Когда его спросили об этом (частично из-за его необычного предсказания и частично потому, что он упоминал о своей беседе с Кантом), иностранец с готовностью подтвердил, что он провел время в душевном учреждении и еще во многих местах. Это воспринимается как знакомое, традиционное проявление сатаны11, соответственно характеру странника, чье место не здесь и не там, нигде в частности. Булгаков сосредоточился на потенциально неудобном факте, что делает Сатану и Иисуса духовно близкими в христианской традиции. Поэт решает, что иностранец — шпион (с. 15); здесь другая разновидность традиции, в которой Сатана служит как агент Бога на земле, и этот литературный персонаж, возможно, создан по модели секретных агентов персидского правительства. Этот мотив связывает нас с контекстом, в котором Булгаков пишет12. Но иностранец представляет им визитную карточку, которая идентифицирует его как профессора, прибывшего в Москву в качестве консультанта. В ответ на прямой вопрос Берлиоза о его национальности, он становится задумчивым и говорит: «Да, пожалуй, немец...» (с. 16).

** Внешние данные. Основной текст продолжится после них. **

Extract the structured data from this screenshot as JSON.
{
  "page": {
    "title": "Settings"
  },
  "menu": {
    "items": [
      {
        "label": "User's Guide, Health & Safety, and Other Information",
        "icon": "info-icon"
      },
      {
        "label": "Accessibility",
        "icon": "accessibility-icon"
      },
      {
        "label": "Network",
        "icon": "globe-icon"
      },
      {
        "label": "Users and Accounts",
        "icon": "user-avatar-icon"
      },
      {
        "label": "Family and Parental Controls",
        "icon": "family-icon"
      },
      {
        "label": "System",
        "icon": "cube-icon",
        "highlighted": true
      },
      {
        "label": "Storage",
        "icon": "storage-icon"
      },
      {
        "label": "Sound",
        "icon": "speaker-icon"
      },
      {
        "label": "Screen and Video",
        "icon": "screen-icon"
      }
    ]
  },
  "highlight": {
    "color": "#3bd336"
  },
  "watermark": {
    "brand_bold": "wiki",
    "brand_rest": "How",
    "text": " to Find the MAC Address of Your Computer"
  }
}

В этом контексте иностранец столь же опасен, как шпион.

В конце первой главы профессор сообщает поэту и редактору, что Иисус существовал: никакие точки зрения или доказательства не нужны. Он начинает рассказывать историю Понтия Пилата, так что мы получаем роман в романе. Булгаков сделал Сатану/Воланда не только верующим, но также и очевидцем Христа.

Через Воланда Булгаков представляет Пилата с той же подробной детальностью, с которой он описывал встречу поэта и редактора (с. 17), и в процессе допроса мы получаем возможность хорошо узнать Иешуа. Булгаков последовательно дефамильяризует материал, хорошо знакомый для преобладающей христианской аудитории. Это остранение — важная функция, особенно значимая в контексте российской литературной теории, но это также тонкий комментарий относительно социального контекста13, в котором оставалась культурная установка на христианство, несмотря на линию партии обеспечить, чтобы большинство людей в Советском Союзе приняло сознательное решение быть атеистами.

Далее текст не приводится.